Wallace will attempt to win the NASCAR Camping World Truck Series’ fall race at Martinsville again on Saturday in the Kroger 200 (1:30 p.m. ET on FOX Sports 1). He finished second in the March event at “The Paperclip” after winning the pole.
For the race weekend, Wallace has decided to honor Scott and his induction into the NASCAR Hall of Fame. Wallace will pay tribute to Scott at Martinsville by temporarily changing his red, white and black No. 54 Toyota Tundra to the No. 34 Toyota Tundra with a throwback blue and white paint scheme, reminiscent of the No. 34 car Scott drove. He will also sport a retro fire suit.
"I’m really excited to run the No. 34 Toyota Tundra this weekend at Martinsville to honor Wendell Scott’s Hall of Fame induction, as well as honor the entire Scott family,” Wallace said. “Martinsville is a track I have run well on and will always be special to me since I got my first win there last year.”

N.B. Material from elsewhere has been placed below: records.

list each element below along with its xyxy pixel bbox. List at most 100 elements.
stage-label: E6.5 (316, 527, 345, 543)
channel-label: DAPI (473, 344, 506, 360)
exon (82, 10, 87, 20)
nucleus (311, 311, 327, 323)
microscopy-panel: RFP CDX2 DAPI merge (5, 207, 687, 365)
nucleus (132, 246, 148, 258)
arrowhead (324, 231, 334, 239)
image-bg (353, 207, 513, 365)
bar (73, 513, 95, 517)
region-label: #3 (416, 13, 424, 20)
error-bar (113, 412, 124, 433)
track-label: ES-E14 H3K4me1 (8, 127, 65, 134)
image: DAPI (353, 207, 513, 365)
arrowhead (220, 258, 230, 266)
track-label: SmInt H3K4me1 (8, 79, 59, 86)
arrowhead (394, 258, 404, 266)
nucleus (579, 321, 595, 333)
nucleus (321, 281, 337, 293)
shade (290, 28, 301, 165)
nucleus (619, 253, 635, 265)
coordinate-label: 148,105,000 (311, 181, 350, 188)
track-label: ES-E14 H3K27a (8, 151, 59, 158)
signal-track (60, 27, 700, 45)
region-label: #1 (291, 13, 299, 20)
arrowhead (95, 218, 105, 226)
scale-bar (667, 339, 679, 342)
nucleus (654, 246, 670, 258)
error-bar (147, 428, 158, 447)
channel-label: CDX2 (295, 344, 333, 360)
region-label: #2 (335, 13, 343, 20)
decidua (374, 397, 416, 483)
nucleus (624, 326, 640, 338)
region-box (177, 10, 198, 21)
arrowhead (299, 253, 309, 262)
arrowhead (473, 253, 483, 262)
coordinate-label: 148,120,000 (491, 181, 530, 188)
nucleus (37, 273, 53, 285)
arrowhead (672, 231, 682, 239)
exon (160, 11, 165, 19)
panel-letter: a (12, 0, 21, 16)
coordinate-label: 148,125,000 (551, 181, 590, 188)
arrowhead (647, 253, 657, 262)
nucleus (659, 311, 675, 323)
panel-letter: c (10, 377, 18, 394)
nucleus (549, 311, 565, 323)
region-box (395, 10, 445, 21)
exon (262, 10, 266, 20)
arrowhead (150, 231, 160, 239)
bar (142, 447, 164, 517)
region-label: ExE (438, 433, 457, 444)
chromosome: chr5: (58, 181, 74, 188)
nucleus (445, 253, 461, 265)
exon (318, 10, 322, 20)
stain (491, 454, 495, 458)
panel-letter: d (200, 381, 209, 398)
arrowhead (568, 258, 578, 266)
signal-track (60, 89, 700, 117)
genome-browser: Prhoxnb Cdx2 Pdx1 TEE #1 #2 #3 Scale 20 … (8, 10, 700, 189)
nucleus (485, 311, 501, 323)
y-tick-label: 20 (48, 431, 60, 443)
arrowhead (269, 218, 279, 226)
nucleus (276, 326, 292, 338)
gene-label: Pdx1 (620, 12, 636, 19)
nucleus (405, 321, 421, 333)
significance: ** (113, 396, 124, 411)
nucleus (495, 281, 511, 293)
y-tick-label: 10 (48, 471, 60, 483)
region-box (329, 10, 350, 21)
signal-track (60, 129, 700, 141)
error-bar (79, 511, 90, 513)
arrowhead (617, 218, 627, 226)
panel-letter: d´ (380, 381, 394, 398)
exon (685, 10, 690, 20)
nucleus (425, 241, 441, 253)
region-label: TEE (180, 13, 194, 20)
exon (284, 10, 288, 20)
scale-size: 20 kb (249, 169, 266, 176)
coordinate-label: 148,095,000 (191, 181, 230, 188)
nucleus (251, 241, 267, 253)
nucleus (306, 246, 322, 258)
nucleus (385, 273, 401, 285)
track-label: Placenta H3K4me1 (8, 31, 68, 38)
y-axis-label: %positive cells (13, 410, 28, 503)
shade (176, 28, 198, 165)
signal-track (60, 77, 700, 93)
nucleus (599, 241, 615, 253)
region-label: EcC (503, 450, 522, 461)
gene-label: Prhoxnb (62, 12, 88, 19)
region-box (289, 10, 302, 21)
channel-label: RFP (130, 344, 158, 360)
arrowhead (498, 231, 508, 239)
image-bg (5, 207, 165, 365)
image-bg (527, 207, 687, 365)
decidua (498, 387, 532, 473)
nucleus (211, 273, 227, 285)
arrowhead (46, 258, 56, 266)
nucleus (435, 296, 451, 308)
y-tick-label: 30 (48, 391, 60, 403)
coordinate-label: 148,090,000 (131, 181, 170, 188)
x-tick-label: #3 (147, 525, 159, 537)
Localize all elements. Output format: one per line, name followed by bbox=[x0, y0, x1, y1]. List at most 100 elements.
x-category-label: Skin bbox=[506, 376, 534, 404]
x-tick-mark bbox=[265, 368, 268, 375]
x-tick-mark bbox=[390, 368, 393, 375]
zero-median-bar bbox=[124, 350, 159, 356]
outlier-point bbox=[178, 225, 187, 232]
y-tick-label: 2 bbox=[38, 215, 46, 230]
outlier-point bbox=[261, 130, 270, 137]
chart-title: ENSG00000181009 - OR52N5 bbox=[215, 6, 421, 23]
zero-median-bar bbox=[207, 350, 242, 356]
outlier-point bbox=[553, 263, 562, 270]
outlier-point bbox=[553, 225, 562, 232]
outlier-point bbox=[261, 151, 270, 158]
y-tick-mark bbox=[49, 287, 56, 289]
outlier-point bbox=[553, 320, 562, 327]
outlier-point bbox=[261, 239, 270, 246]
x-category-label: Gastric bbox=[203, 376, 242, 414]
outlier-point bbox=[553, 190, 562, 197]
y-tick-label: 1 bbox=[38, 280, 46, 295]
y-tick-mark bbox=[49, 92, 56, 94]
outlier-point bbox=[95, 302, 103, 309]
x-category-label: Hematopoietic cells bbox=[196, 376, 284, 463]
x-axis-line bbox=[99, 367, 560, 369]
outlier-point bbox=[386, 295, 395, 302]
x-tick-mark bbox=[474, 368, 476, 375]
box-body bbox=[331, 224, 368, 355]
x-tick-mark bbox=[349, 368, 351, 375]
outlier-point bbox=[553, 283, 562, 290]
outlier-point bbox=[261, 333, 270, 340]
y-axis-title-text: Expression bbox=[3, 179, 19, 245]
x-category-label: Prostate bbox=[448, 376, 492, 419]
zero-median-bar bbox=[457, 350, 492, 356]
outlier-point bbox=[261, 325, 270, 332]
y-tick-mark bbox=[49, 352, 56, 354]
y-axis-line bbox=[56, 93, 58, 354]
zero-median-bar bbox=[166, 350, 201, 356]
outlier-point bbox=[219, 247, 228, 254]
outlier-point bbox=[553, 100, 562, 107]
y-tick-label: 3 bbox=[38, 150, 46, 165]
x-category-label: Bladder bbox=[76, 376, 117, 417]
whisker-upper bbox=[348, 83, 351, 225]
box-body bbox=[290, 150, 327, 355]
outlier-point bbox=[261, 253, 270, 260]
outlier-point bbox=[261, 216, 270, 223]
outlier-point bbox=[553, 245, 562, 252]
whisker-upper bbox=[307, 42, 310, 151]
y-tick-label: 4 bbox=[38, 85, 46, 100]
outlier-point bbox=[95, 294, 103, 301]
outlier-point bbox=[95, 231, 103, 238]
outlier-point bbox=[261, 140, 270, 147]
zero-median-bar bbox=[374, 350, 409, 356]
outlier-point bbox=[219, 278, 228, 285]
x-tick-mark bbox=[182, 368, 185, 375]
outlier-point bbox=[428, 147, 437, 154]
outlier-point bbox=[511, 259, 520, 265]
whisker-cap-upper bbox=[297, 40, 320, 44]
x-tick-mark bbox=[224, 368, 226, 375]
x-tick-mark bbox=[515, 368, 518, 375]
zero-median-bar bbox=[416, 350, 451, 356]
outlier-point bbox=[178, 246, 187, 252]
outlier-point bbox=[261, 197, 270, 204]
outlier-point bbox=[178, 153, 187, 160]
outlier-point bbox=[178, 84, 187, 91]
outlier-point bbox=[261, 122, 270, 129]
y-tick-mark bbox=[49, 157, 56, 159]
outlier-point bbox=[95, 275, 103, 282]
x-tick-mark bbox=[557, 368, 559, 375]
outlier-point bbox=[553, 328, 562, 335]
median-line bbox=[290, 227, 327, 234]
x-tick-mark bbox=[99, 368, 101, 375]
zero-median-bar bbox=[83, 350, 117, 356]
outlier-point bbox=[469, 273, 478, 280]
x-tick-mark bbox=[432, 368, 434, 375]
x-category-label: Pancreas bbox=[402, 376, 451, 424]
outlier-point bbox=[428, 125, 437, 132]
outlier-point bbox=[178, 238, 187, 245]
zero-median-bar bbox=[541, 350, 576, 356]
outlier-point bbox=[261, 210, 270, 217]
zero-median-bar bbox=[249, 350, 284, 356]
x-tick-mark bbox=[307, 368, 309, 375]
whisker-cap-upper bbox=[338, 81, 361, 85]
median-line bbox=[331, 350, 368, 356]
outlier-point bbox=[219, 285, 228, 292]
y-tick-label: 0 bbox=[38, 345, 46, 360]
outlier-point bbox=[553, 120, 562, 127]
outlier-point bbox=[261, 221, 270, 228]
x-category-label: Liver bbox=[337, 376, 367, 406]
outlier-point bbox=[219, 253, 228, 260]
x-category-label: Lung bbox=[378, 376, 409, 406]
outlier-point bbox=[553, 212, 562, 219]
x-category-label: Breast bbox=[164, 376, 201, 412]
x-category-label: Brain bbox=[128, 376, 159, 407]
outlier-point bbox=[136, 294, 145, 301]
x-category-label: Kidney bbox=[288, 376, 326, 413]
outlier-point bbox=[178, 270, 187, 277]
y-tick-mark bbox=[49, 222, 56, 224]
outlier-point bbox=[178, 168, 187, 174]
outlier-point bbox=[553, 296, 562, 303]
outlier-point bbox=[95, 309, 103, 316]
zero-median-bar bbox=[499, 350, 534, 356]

Championship implications are on the line for Wallace, who moved up to third in the standings after a ninth-place showing at Talladega. He trails series leader Matt Crafton by 28 points with four races left in the season.
The 21-year-old feels ready to further reduce his standings deficit on Saturday.
“Anytime you mention Martinsville, I get excited,” Wallace said. “Jerry (Baxter, crew chief) and the guys have worked really hard to give me the best Toyota Tundra, and I know if we unload with the same speed we have the last few races, we will be just fine. It’s time to get us another win and another Grandfather clock.”